A tense silence fell. Maya didn't react.

"We can't keep her," Leo said quietly. "You saw what she is. What she can become. She's a walking extinction event having a nervous breakdown. We have others to think about now." He gestured to the next room.

"We're not abandoning her," Eva said, her voice firm, leaving no room for argument. "We did that once. It's what broke her. She's one of us."

"She tried to eat you," Wolfen pointed out helpfully.

"She also saved us from the Superior," Derek countered. "There's still something of her in there. We have to try."

"Try what?" Leo demanded. "What's the plan? Group therapy? A hug? The next time she 'wakes up,' she might not stop at eating an Architect. She might decide this whole mountain range is too 'noisy.'"

"We contain the risk," Jordan said, his new voice thoughtful. "We do not abandon the asset. We find a way to communicate with the core consciousness, or at least predict the triggers for the transformation. We treat it as a tactical problem, not an emotional one."

Eva looked at Maya, at the blank face, the open mouth. The white dot in the black eye was gone. For now. "We protect her," Eva said, finalizing it. "We protect everyone from her, and we protect her from… whatever is hunting her from the inside. That's the mission."

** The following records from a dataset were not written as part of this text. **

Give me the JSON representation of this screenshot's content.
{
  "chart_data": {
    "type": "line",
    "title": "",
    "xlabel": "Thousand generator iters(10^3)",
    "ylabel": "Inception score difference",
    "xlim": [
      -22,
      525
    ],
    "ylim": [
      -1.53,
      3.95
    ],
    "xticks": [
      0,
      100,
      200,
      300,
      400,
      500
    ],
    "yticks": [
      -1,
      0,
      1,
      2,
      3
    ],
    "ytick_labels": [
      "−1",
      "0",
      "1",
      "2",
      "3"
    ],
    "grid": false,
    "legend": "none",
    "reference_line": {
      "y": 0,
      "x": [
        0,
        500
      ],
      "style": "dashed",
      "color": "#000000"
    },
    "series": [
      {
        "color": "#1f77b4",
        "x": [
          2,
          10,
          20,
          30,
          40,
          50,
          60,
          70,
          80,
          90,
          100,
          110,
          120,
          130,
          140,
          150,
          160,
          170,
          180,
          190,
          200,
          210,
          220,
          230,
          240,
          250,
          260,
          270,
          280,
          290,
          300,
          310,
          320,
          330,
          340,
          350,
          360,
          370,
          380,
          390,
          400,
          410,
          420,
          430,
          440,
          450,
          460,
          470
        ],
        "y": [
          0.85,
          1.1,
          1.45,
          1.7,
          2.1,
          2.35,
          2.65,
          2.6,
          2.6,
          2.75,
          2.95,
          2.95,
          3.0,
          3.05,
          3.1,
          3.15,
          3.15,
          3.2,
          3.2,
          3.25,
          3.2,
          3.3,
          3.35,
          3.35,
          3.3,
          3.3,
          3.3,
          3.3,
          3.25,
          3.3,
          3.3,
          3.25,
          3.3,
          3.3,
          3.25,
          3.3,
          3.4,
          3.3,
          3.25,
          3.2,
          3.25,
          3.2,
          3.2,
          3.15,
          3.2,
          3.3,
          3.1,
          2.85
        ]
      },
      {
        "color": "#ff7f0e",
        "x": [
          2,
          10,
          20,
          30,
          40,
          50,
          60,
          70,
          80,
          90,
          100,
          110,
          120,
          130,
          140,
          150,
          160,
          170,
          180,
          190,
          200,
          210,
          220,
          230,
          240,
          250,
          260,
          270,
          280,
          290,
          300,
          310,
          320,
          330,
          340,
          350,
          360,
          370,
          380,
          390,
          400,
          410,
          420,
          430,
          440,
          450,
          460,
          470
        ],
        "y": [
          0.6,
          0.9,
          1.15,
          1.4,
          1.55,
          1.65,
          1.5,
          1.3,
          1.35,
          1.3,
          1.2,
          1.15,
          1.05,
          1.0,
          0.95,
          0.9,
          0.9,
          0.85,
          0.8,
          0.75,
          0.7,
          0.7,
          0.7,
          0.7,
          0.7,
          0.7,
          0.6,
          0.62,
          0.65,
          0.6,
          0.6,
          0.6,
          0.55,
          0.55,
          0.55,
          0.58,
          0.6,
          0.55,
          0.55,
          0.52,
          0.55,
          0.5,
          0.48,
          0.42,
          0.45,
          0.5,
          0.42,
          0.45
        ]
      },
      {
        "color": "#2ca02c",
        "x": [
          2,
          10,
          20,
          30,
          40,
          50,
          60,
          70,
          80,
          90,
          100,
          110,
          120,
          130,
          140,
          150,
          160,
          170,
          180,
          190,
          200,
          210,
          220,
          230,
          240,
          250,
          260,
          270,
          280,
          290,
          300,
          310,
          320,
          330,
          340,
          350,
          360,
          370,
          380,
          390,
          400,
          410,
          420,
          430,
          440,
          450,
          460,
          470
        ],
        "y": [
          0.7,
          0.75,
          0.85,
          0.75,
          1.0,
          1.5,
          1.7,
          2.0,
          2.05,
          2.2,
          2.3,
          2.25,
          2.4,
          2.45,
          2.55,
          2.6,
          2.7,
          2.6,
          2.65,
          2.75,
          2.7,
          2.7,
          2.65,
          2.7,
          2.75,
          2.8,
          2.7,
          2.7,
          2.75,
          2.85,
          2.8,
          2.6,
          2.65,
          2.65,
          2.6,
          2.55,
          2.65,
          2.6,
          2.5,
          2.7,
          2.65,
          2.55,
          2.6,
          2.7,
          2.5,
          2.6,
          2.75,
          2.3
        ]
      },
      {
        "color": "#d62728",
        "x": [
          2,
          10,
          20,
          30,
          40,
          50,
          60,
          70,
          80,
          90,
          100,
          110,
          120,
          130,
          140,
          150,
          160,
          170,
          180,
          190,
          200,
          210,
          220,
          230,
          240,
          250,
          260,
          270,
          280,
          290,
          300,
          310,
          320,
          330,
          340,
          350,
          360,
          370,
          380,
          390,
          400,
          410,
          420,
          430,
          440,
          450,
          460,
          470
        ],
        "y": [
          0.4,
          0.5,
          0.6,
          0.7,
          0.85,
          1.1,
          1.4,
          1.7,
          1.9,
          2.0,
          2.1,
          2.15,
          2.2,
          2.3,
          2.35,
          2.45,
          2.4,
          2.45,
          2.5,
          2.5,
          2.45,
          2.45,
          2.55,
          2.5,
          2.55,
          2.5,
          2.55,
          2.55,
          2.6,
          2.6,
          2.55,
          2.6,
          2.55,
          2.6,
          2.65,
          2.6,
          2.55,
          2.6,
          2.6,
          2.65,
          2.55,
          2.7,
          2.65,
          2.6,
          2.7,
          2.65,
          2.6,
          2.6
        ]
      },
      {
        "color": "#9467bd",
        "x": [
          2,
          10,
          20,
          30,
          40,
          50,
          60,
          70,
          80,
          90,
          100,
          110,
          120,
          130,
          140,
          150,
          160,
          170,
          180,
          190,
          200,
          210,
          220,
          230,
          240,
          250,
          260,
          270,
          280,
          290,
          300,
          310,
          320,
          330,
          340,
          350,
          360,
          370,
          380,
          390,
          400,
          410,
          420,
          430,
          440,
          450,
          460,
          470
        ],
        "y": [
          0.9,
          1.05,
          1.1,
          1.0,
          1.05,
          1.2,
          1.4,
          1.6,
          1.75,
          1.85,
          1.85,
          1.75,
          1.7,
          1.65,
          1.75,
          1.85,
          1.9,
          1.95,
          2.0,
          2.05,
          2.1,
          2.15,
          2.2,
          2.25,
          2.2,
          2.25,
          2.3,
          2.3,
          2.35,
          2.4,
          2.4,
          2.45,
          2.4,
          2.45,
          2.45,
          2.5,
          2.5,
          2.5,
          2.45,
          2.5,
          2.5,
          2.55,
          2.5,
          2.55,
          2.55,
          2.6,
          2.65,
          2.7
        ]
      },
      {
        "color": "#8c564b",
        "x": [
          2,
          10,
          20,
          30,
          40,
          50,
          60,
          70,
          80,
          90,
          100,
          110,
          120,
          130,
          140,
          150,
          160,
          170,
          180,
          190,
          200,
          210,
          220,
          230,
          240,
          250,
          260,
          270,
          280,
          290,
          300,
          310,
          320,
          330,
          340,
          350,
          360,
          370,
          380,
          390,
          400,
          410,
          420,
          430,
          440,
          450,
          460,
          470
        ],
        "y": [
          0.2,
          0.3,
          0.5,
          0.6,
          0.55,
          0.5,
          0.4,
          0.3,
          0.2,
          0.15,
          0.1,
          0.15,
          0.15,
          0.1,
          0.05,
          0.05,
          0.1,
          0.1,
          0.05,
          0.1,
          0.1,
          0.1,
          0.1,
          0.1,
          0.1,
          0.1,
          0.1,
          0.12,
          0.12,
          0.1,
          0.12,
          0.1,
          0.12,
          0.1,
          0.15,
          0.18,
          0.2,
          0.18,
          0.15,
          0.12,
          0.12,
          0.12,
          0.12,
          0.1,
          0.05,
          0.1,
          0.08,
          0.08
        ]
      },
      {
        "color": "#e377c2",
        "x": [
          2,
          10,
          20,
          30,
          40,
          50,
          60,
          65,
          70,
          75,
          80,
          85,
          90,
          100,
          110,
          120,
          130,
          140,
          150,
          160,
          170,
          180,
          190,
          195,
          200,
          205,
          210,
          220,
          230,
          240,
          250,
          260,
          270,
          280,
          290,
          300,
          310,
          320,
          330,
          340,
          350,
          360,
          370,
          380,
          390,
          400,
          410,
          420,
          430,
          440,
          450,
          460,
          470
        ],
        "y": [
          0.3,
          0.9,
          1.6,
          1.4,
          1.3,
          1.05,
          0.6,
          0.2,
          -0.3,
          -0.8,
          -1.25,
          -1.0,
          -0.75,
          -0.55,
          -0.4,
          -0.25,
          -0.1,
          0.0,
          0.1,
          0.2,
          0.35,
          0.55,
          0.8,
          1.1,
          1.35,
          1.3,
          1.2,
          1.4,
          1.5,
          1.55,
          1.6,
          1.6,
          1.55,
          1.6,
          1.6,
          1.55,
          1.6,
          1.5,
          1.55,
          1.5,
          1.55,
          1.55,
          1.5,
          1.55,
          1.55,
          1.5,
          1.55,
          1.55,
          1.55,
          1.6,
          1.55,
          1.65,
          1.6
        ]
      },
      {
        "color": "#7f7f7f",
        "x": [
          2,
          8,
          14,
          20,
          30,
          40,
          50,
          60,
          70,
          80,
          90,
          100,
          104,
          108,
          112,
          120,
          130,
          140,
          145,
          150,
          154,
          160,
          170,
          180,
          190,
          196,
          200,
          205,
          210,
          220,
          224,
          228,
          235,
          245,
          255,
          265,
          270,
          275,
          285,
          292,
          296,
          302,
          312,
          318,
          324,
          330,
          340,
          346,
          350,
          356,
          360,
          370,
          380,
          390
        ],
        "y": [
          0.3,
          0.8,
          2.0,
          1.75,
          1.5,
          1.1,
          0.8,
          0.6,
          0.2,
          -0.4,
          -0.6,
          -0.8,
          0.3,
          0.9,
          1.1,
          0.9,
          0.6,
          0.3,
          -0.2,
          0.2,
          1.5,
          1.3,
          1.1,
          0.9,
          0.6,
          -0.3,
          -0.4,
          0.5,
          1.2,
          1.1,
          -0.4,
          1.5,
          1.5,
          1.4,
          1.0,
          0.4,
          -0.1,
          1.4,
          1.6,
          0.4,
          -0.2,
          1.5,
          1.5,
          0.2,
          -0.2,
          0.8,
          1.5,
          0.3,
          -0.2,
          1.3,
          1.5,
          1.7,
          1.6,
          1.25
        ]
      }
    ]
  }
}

The decision was made. It felt fragile, stupid, and absolutely necessary.

Wolfen pushed himself off the doorframe. "Well, since you've got it all figured out," he said, dusting his hands. "I'll be leaving tomorrow."

The statement hit like a physical blow.

"What?" Derek said.

"Leaving? To where?" Leo asked.

"To find my sister," Wolfen said, his tone casual, but his golden eyes were chips of hard amber. "The Architect wasn't bluffing. They know where she is. Which means they have her. Or had her. I'm going to find out which."

"We can help—" Eva began.

"You have a flock to shepherd," Wolfen interrupted, nodding at the group, at Maya. "And a mountain to hide in. My path is a solitary one. And frankly, you'd just slow me down."

He walked toward the front door, pulling it open. A flurry of snow swirled in.

"Wait—" Derek started.

"I'm hungry," Wolfen announced to no one in particular, stepping out into the white void. "Going to see if I can find a yeti. They're usually gristly, but in a stew…"

The door swung shut behind him, cutting off the rest of his sentence and leaving the four of them in the sudden, heavy quiet of the firelit room, the weight of leadership, the burden of their broken friend, and the absence of their most powerful ally settling around them like the falling snow.